The fact that a prime minister was forced into taking a drugs test because a frisky video leaked was, to some degree at least, extraordinary. After all, it’s worth pointing out (not entirely seriously, mind) that the public words and actions of some politicians from both Finland and Estonia have been far more threatening than the video of Sanna Marin. Perhaps they should screen people for drugs as well as getting them to blow into a breathalyser at the door of the Riigikogu or Stenbock House. It’s perfectly possible that certain MPs and ministers would be pulled aside because of dodgy smells or substances, and in the middle of the day at that...

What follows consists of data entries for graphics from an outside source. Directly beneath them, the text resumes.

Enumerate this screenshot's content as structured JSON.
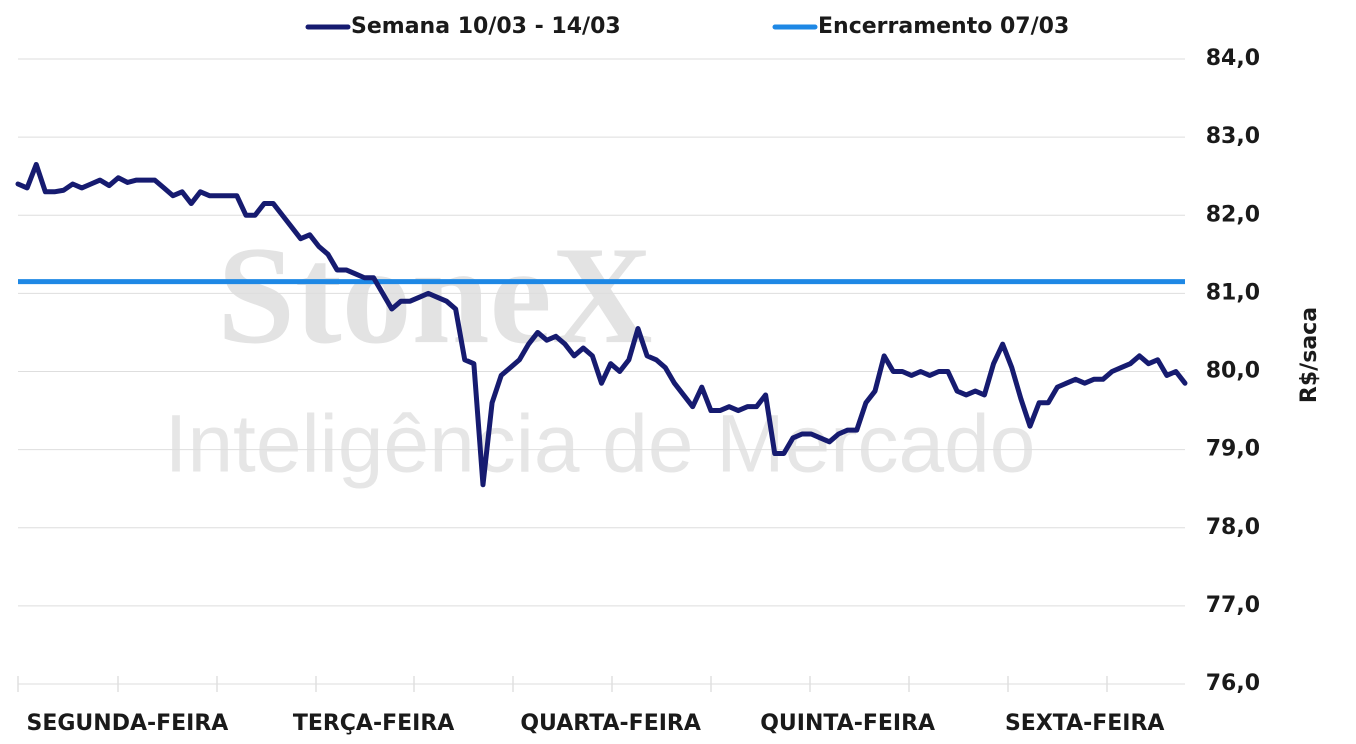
{
  "chart_data": {
    "type": "line",
    "watermark_title": "StoneX",
    "watermark_subtitle": "Inteligência de Mercado",
    "y_label": "R$/saca",
    "categories": [
      null,
      null,
      null,
      null,
      null,
      null,
      null,
      null,
      null,
      null,
      null,
      null,
      "SEGUNDA-FEIRA",
      null,
      null,
      null,
      null,
      null,
      null,
      null,
      null,
      null,
      null,
      null,
      null,
      null,
      null,
      null,
      null,
      null,
      null,
      null,
      null,
      null,
      null,
      null,
      null,
      null,
      null,
      "TERÇA-FEIRA",
      null,
      null,
      null,
      null,
      null,
      null,
      null,
      null,
      null,
      null,
      null,
      null,
      null,
      null,
      null,
      null,
      null,
      null,
      null,
      null,
      null,
      null,
      null,
      null,
      null,
      "QUARTA-FEIRA",
      null,
      null,
      null,
      null,
      null,
      null,
      null,
      null,
      null,
      null,
      null,
      null,
      null,
      null,
      null,
      null,
      null,
      null,
      null,
      null,
      null,
      null,
      null,
      null,
      null,
      "QUINTA-FEIRA",
      null,
      null,
      null,
      null,
      null,
      null,
      null,
      null,
      null,
      null,
      null,
      null,
      null,
      null,
      null,
      null,
      null,
      null,
      null,
      null,
      null,
      null,
      null,
      null,
      null,
      "SEXTA-FEIRA",
      null,
      null,
      null,
      null,
      null,
      null,
      null,
      null,
      null,
      null,
      null
    ],
    "series": [
      {
        "name": "Semana 10/03 - 14/03",
        "color": "#161b70",
        "values": [
          82.4,
          82.35,
          82.65,
          82.3,
          82.3,
          82.32,
          82.4,
          82.35,
          82.4,
          82.45,
          82.38,
          82.48,
          82.42,
          82.45,
          82.45,
          82.45,
          82.35,
          82.25,
          82.3,
          82.15,
          82.3,
          82.25,
          82.25,
          82.25,
          82.25,
          82.0,
          82.0,
          82.15,
          82.15,
          82.0,
          81.85,
          81.7,
          81.75,
          81.6,
          81.5,
          81.3,
          81.3,
          81.25,
          81.2,
          81.2,
          81.0,
          80.8,
          80.9,
          80.9,
          80.95,
          81.0,
          80.95,
          80.9,
          80.8,
          80.15,
          80.1,
          78.55,
          79.6,
          79.95,
          80.05,
          80.15,
          80.35,
          80.5,
          80.4,
          80.45,
          80.35,
          80.2,
          80.3,
          80.2,
          79.85,
          80.1,
          80.0,
          80.15,
          80.55,
          80.2,
          80.15,
          80.05,
          79.85,
          79.7,
          79.55,
          79.8,
          79.5,
          79.5,
          79.55,
          79.5,
          79.55,
          79.55,
          79.7,
          78.95,
          78.95,
          79.15,
          79.2,
          79.2,
          79.15,
          79.1,
          79.2,
          79.25,
          79.25,
          79.6,
          79.75,
          80.2,
          80.0,
          80.0,
          79.95,
          80.0,
          79.95,
          80.0,
          80.0,
          79.75,
          79.7,
          79.75,
          79.7,
          80.1,
          80.35,
          80.05,
          79.65,
          79.3,
          79.6,
          79.6,
          79.8,
          79.85,
          79.9,
          79.85,
          79.9,
          79.9,
          80.0,
          80.05,
          80.1,
          80.2,
          80.1,
          80.15,
          79.95,
          80.0,
          79.85
        ]
      }
    ],
    "hlines": [
      {
        "name": "Encerramento 07/03",
        "color": "#1e88e5",
        "value": 81.15
      }
    ],
    "ylim": [
      76,
      84
    ],
    "yticks": [
      {
        "value": 76,
        "label": "76,0"
      },
      {
        "value": 77,
        "label": "77,0"
      },
      {
        "value": 78,
        "label": "78,0"
      },
      {
        "value": 79,
        "label": "79,0"
      },
      {
        "value": 80,
        "label": "80,0"
      },
      {
        "value": 81,
        "label": "81,0"
      },
      {
        "value": 82,
        "label": "82,0"
      },
      {
        "value": 83,
        "label": "83,0"
      },
      {
        "value": 84,
        "label": "84,0"
      }
    ],
    "grid": true
  }
}
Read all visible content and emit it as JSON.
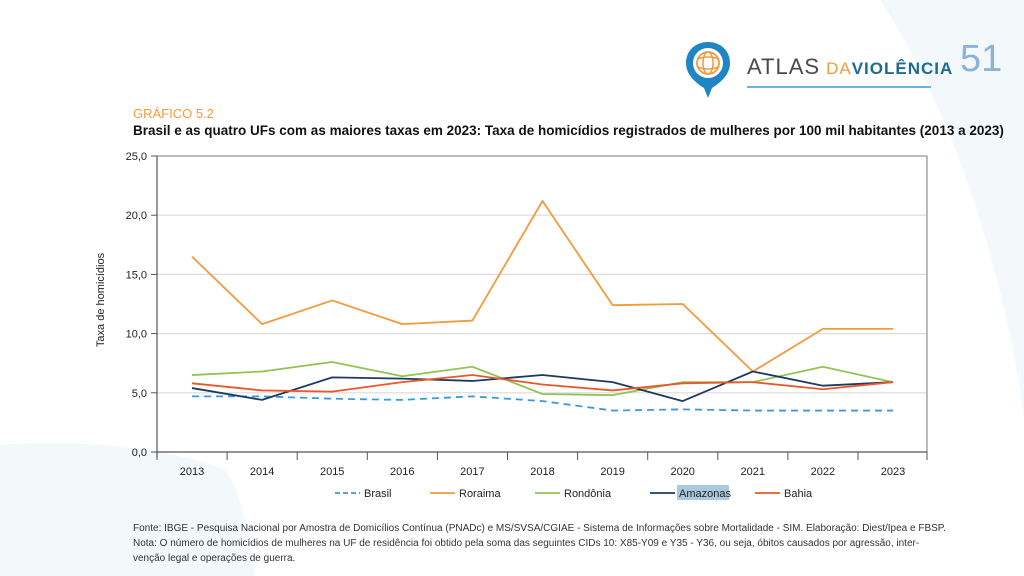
{
  "header": {
    "logo_word1": "ATLAS",
    "logo_word2": "DA",
    "logo_word3": "VIOLÊNCIA",
    "logo_icon": "globe-pin-icon",
    "page_number": "51"
  },
  "colors": {
    "brand_blue": "#1b6c95",
    "brand_orange": "#f39a3c",
    "page_number": "#8fb3d6"
  },
  "chart_kicker": "GRÁFICO 5.2",
  "chart_title": "Brasil e as quatro UFs com as maiores taxas em 2023: Taxa de homicídios registrados de mulheres por 100 mil habitantes (2013 a 2023)",
  "chart_data": {
    "type": "line",
    "title": "Brasil e as quatro UFs com as maiores taxas em 2023: Taxa de homicídios registrados de mulheres por 100 mil habitantes (2013 a 2023)",
    "xlabel": "",
    "ylabel": "Taxa de homicídios",
    "ylim": [
      0,
      25
    ],
    "yticks": [
      "0,0",
      "5,0",
      "10,0",
      "15,0",
      "20,0",
      "25,0"
    ],
    "ytick_values": [
      0,
      5,
      10,
      15,
      20,
      25
    ],
    "grid": true,
    "legend_position": "bottom",
    "categories": [
      "2013",
      "2014",
      "2015",
      "2016",
      "2017",
      "2018",
      "2019",
      "2020",
      "2021",
      "2022",
      "2023"
    ],
    "series": [
      {
        "name": "Brasil",
        "color": "#3a9bd9",
        "dashed": true,
        "values": [
          4.7,
          4.7,
          4.5,
          4.4,
          4.7,
          4.3,
          3.5,
          3.6,
          3.5,
          3.5,
          3.5
        ]
      },
      {
        "name": "Roraima",
        "color": "#f39a3c",
        "dashed": false,
        "values": [
          16.5,
          10.8,
          12.8,
          10.8,
          11.1,
          21.2,
          12.4,
          12.5,
          6.8,
          10.4,
          10.4
        ]
      },
      {
        "name": "Rondônia",
        "color": "#92c353",
        "dashed": false,
        "values": [
          6.5,
          6.8,
          7.6,
          6.4,
          7.2,
          4.9,
          4.8,
          5.9,
          5.9,
          7.2,
          5.9
        ]
      },
      {
        "name": "Amazonas",
        "color": "#1e3a5f",
        "dashed": false,
        "values": [
          5.4,
          4.4,
          6.3,
          6.2,
          6.0,
          6.5,
          5.9,
          4.3,
          6.8,
          5.6,
          5.9
        ]
      },
      {
        "name": "Bahia",
        "color": "#e8582a",
        "dashed": false,
        "values": [
          5.8,
          5.2,
          5.1,
          5.9,
          6.5,
          5.7,
          5.2,
          5.8,
          5.9,
          5.3,
          5.9
        ]
      }
    ],
    "highlighted_legend_entry": "Amazonas"
  },
  "footer": {
    "source": "Fonte: IBGE - Pesquisa Nacional por Amostra de Domicílios Contínua (PNADc) e MS/SVSA/CGIAE - Sistema de Informações sobre Mortalidade - SIM. Elaboração: Diest/Ipea e FBSP.",
    "note_line1": "Nota: O número de homicídios de mulheres na UF de residência foi obtido pela soma das seguintes CIDs 10: X85-Y09 e Y35 - Y36, ou seja, óbitos causados por agressão, inter-",
    "note_line2": "venção legal e operações de guerra."
  }
}
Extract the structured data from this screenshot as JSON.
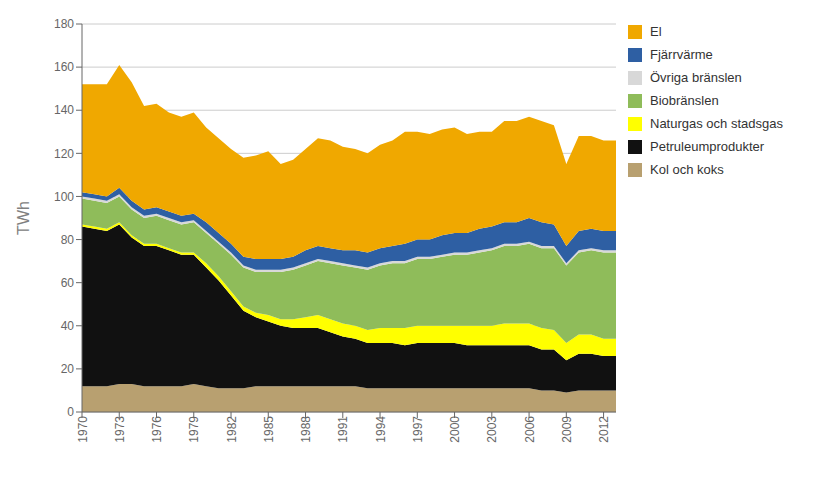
{
  "chart_data": {
    "type": "area",
    "stacked": true,
    "x": [
      1970,
      1971,
      1972,
      1973,
      1974,
      1975,
      1976,
      1977,
      1978,
      1979,
      1980,
      1981,
      1982,
      1983,
      1984,
      1985,
      1986,
      1987,
      1988,
      1989,
      1990,
      1991,
      1992,
      1993,
      1994,
      1995,
      1996,
      1997,
      1998,
      1999,
      2000,
      2001,
      2002,
      2003,
      2004,
      2005,
      2006,
      2007,
      2008,
      2009,
      2010,
      2011,
      2012,
      2013
    ],
    "xlim": [
      1970,
      2013
    ],
    "xticks": [
      1970,
      1973,
      1976,
      1979,
      1982,
      1985,
      1988,
      1991,
      1994,
      1997,
      2000,
      2003,
      2006,
      2009,
      2012
    ],
    "ylabel": "TWh",
    "ylim": [
      0,
      180
    ],
    "yticks": [
      0,
      20,
      40,
      60,
      80,
      100,
      120,
      140,
      160,
      180
    ],
    "grid": true,
    "legend": "right",
    "series": [
      {
        "name": "Kol och koks",
        "color": "#b8a070",
        "values": [
          12,
          12,
          12,
          13,
          13,
          12,
          12,
          12,
          12,
          13,
          12,
          11,
          11,
          11,
          12,
          12,
          12,
          12,
          12,
          12,
          12,
          12,
          12,
          11,
          11,
          11,
          11,
          11,
          11,
          11,
          11,
          11,
          11,
          11,
          11,
          11,
          11,
          10,
          10,
          9,
          10,
          10,
          10,
          10
        ]
      },
      {
        "name": "Petruleumprodukter",
        "color": "#111111",
        "values": [
          74,
          73,
          72,
          74,
          68,
          65,
          65,
          63,
          61,
          60,
          55,
          50,
          43,
          36,
          32,
          30,
          28,
          27,
          27,
          27,
          25,
          23,
          22,
          21,
          21,
          21,
          20,
          21,
          21,
          21,
          21,
          20,
          20,
          20,
          20,
          20,
          20,
          19,
          19,
          15,
          17,
          17,
          16,
          16
        ]
      },
      {
        "name": "Naturgas och stadsgas",
        "color": "#ffff00",
        "values": [
          1,
          1,
          1,
          1,
          1,
          1,
          1,
          1,
          1,
          1,
          2,
          2,
          2,
          2,
          2,
          3,
          3,
          4,
          5,
          6,
          6,
          6,
          6,
          6,
          7,
          7,
          8,
          8,
          8,
          8,
          8,
          9,
          9,
          9,
          10,
          10,
          10,
          10,
          9,
          8,
          9,
          9,
          8,
          8
        ]
      },
      {
        "name": "Biobränslen",
        "color": "#8fbc5a",
        "values": [
          12,
          12,
          12,
          12,
          12,
          12,
          13,
          13,
          13,
          14,
          14,
          15,
          17,
          18,
          19,
          20,
          22,
          23,
          24,
          25,
          26,
          27,
          27,
          28,
          29,
          30,
          30,
          31,
          31,
          32,
          33,
          33,
          34,
          35,
          36,
          36,
          37,
          37,
          38,
          36,
          38,
          39,
          40,
          40
        ]
      },
      {
        "name": "Övriga bränslen",
        "color": "#d8d8d8",
        "values": [
          1,
          1,
          1,
          1,
          1,
          1,
          1,
          1,
          1,
          1,
          1,
          1,
          1,
          1,
          1,
          1,
          1,
          1,
          1,
          1,
          1,
          1,
          1,
          1,
          1,
          1,
          1,
          1,
          1,
          1,
          1,
          1,
          1,
          1,
          1,
          1,
          1,
          1,
          1,
          1,
          1,
          1,
          1,
          1
        ]
      },
      {
        "name": "Fjärrvärme",
        "color": "#2e5fa3",
        "values": [
          2,
          2,
          2,
          3,
          3,
          3,
          3,
          3,
          3,
          3,
          4,
          4,
          4,
          4,
          5,
          5,
          5,
          5,
          6,
          6,
          6,
          6,
          7,
          7,
          7,
          7,
          8,
          8,
          8,
          9,
          9,
          9,
          10,
          10,
          10,
          10,
          11,
          11,
          10,
          8,
          9,
          9,
          9,
          9
        ]
      },
      {
        "name": "El",
        "color": "#f0a800",
        "values": [
          50,
          51,
          52,
          57,
          55,
          48,
          48,
          46,
          46,
          47,
          44,
          44,
          44,
          46,
          48,
          50,
          44,
          45,
          47,
          50,
          50,
          48,
          47,
          46,
          48,
          49,
          52,
          50,
          49,
          49,
          49,
          46,
          45,
          44,
          47,
          47,
          47,
          47,
          46,
          38,
          44,
          43,
          42,
          42
        ]
      }
    ]
  }
}
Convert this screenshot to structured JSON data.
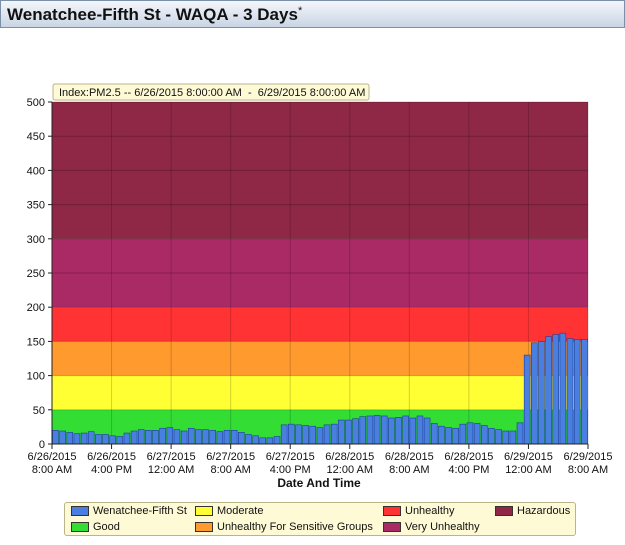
{
  "window": {
    "title": "Wenatchee-Fifth St - WAQA - 3 Days",
    "title_marker": "*"
  },
  "chart_data": {
    "type": "bar",
    "annotation": "Index:PM2.5 -- 6/26/2015 8:00:00 AM  -  6/29/2015 8:00:00 AM",
    "xlabel": "Date And Time",
    "ylabel": "",
    "ylim": [
      0,
      500
    ],
    "yticks": [
      0,
      50,
      100,
      150,
      200,
      250,
      300,
      350,
      400,
      450,
      500
    ],
    "xticks": [
      {
        "hours": 0,
        "date": "6/26/2015",
        "time": "8:00 AM"
      },
      {
        "hours": 8,
        "date": "6/26/2015",
        "time": "4:00 PM"
      },
      {
        "hours": 16,
        "date": "6/27/2015",
        "time": "12:00 AM"
      },
      {
        "hours": 24,
        "date": "6/27/2015",
        "time": "8:00 AM"
      },
      {
        "hours": 32,
        "date": "6/27/2015",
        "time": "4:00 PM"
      },
      {
        "hours": 40,
        "date": "6/28/2015",
        "time": "12:00 AM"
      },
      {
        "hours": 48,
        "date": "6/28/2015",
        "time": "8:00 AM"
      },
      {
        "hours": 56,
        "date": "6/28/2015",
        "time": "4:00 PM"
      },
      {
        "hours": 64,
        "date": "6/29/2015",
        "time": "12:00 AM"
      },
      {
        "hours": 72,
        "date": "6/29/2015",
        "time": "8:00 AM"
      }
    ],
    "grid": true,
    "bands": [
      {
        "name": "Good",
        "from": 0,
        "to": 50,
        "color": "#33dd33"
      },
      {
        "name": "Moderate",
        "from": 50,
        "to": 100,
        "color": "#ffff33"
      },
      {
        "name": "Unhealthy For Sensitive Groups",
        "from": 100,
        "to": 150,
        "color": "#ff9a2e"
      },
      {
        "name": "Unhealthy",
        "from": 150,
        "to": 200,
        "color": "#ff3333"
      },
      {
        "name": "Very Unhealthy",
        "from": 200,
        "to": 300,
        "color": "#aa2a66"
      },
      {
        "name": "Hazardous",
        "from": 300,
        "to": 500,
        "color": "#8e2846"
      }
    ],
    "series": [
      {
        "name": "Wenatchee-Fifth St",
        "color": "#4a7fe0",
        "values": [
          20,
          19,
          17,
          15,
          16,
          18,
          14,
          14,
          12,
          11,
          16,
          19,
          21,
          20,
          20,
          23,
          24,
          21,
          19,
          23,
          21,
          21,
          20,
          18,
          20,
          20,
          17,
          14,
          12,
          9,
          9,
          11,
          28,
          29,
          28,
          27,
          26,
          24,
          28,
          29,
          35,
          35,
          37,
          40,
          41,
          42,
          41,
          38,
          39,
          41,
          38,
          41,
          38,
          30,
          26,
          24,
          23,
          29,
          31,
          30,
          27,
          23,
          21,
          19,
          19,
          31,
          130,
          148,
          150,
          157,
          160,
          162,
          154,
          153,
          153
        ]
      }
    ]
  },
  "legend": {
    "items": [
      {
        "label": "Wenatchee-Fifth St",
        "color": "#4a7fe0"
      },
      {
        "label": "Moderate",
        "color": "#ffff33"
      },
      {
        "label": "Unhealthy",
        "color": "#ff3333"
      },
      {
        "label": "Hazardous",
        "color": "#8e2846"
      },
      {
        "label": "Good",
        "color": "#33dd33"
      },
      {
        "label": "Unhealthy For Sensitive Groups",
        "color": "#ff9a2e"
      },
      {
        "label": "Very Unhealthy",
        "color": "#aa2a66"
      }
    ]
  }
}
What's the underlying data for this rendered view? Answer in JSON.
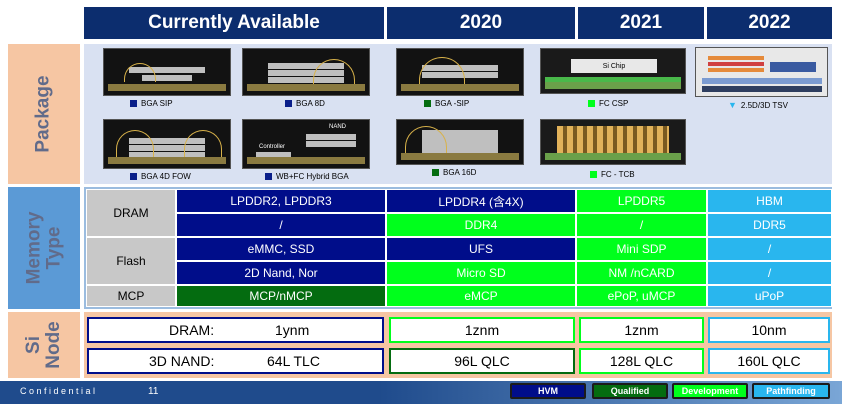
{
  "header": {
    "currently_available": "Currently  Available",
    "y2020": "2020",
    "y2021": "2021",
    "y2022": "2022"
  },
  "sections": {
    "package": "Package",
    "memory_type_1": "Memory",
    "memory_type_2": "Type",
    "si_node_1": "Si",
    "si_node_2": "Node"
  },
  "packages": {
    "bga_sip": "BGA  SIP",
    "bga_8d": "BGA  8D",
    "bga_4d_fow": "BGA  4D  FOW",
    "wb_fc_hybrid": "WB+FC Hybrid BGA",
    "bga_sip_2020": "BGA  -SIP",
    "bga_16d": "BGA  16D",
    "fc_csp": "FC CSP",
    "fc_tcb": "FC - TCB",
    "tsv": "2.5D/3D TSV",
    "si_chip_label": "Si Chip",
    "controller_label": "Controller",
    "nand_label": "NAND"
  },
  "memory": {
    "dram_label": "DRAM",
    "flash_label": "Flash",
    "mcp_label": "MCP",
    "dram_r1": [
      "LPDDR2, LPDDR3",
      "LPDDR4 (含4X)",
      "LPDDR5",
      "HBM"
    ],
    "dram_r2": [
      "/",
      "DDR4",
      "/",
      "DDR5"
    ],
    "flash_r1": [
      "eMMC, SSD",
      "UFS",
      "Mini SDP",
      "/"
    ],
    "flash_r2": [
      "2D Nand, Nor",
      "Micro SD",
      "NM /nCARD",
      "/"
    ],
    "mcp_r1": [
      "MCP/nMCP",
      "eMCP",
      "ePoP, uMCP",
      "uPoP"
    ]
  },
  "si_node": {
    "dram_label": "DRAM:",
    "dram_current": "1ynm",
    "dram_2020": "1znm",
    "dram_2021": "1znm",
    "dram_2022": "10nm",
    "nand_label": "3D NAND:",
    "nand_current": "64L TLC",
    "nand_2020": "96L QLC",
    "nand_2021": "128L QLC",
    "nand_2022": "160L QLC"
  },
  "footer": {
    "confidential": "C o n f i d e n t i a l",
    "page_number": "11"
  },
  "legend": {
    "hvm": "HVM",
    "qualified": "Qualified",
    "development": "Development",
    "pathfinding": "Pathfinding"
  },
  "colors": {
    "hvm": "#000d8a",
    "qualified": "#046c10",
    "development": "#00ff1c",
    "pathfinding": "#29b6ee",
    "header": "#0c2d6e",
    "side_label": "#f6c6a3",
    "memory_side": "#5b9ad6"
  }
}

Also wrong is the notion that a prime minister leads the country 24/7, that they do so entirely on their own and that they have to be ready to make hugely important decisions at a moment’s notice. True, they have to be in a fit enough state the whole time they’re in the job that they can hold a proper conversation at any time, but just like everyone else, they need to unwind as well. Winston Churchill only ever led his country while well-oiled, and he won the war. The permanently plastered Boris Yeltsin and inveterate tippler Martti Ahtisaari got their jobs done, too. Not that either of them could dance as well as Sanna Marin, of course – who, it’s feared, is far too often sober rather than sloshed.
How to make yourself more likeable
Marin nevertheless has a few lessons to learn from the incident. Firstly, prominent positions come with their fair share of crosses which ordinary people neither want nor or capable of bearing, but which they expect their leaders to: being upright, being dedicated, being indefatigable; A+ all round. The British royal family are constantly having to deal with exposés of their private lives, since they regularly fail to live up to expectations, even if the culprits themselves fail to recognise this basic fact.
Secondly, just because your political opponents want (and try) to rub your nose in the dirt, that doesn’t necessarily mean voters want to as well. Sanna Marin could in fact gain supporters because of the leaked video of her dancing.
Thirdly, you need to keep your guard up even around your friends, especially when you’re so squarely in the public eye. Photos and videos you wouldn’t want the average Joe clapping their eyes on are an obvious no-no. Why document a moment that could leave you open to blackmail?
That Estonia’s leading politicians party less (or less entertainingly) is not something I can confirm. Still, it’s unlikely. Either way, Sanna Marin gets Estonia’s 12 points! Finland’s brilliant! The Finnish prime minister’s cool!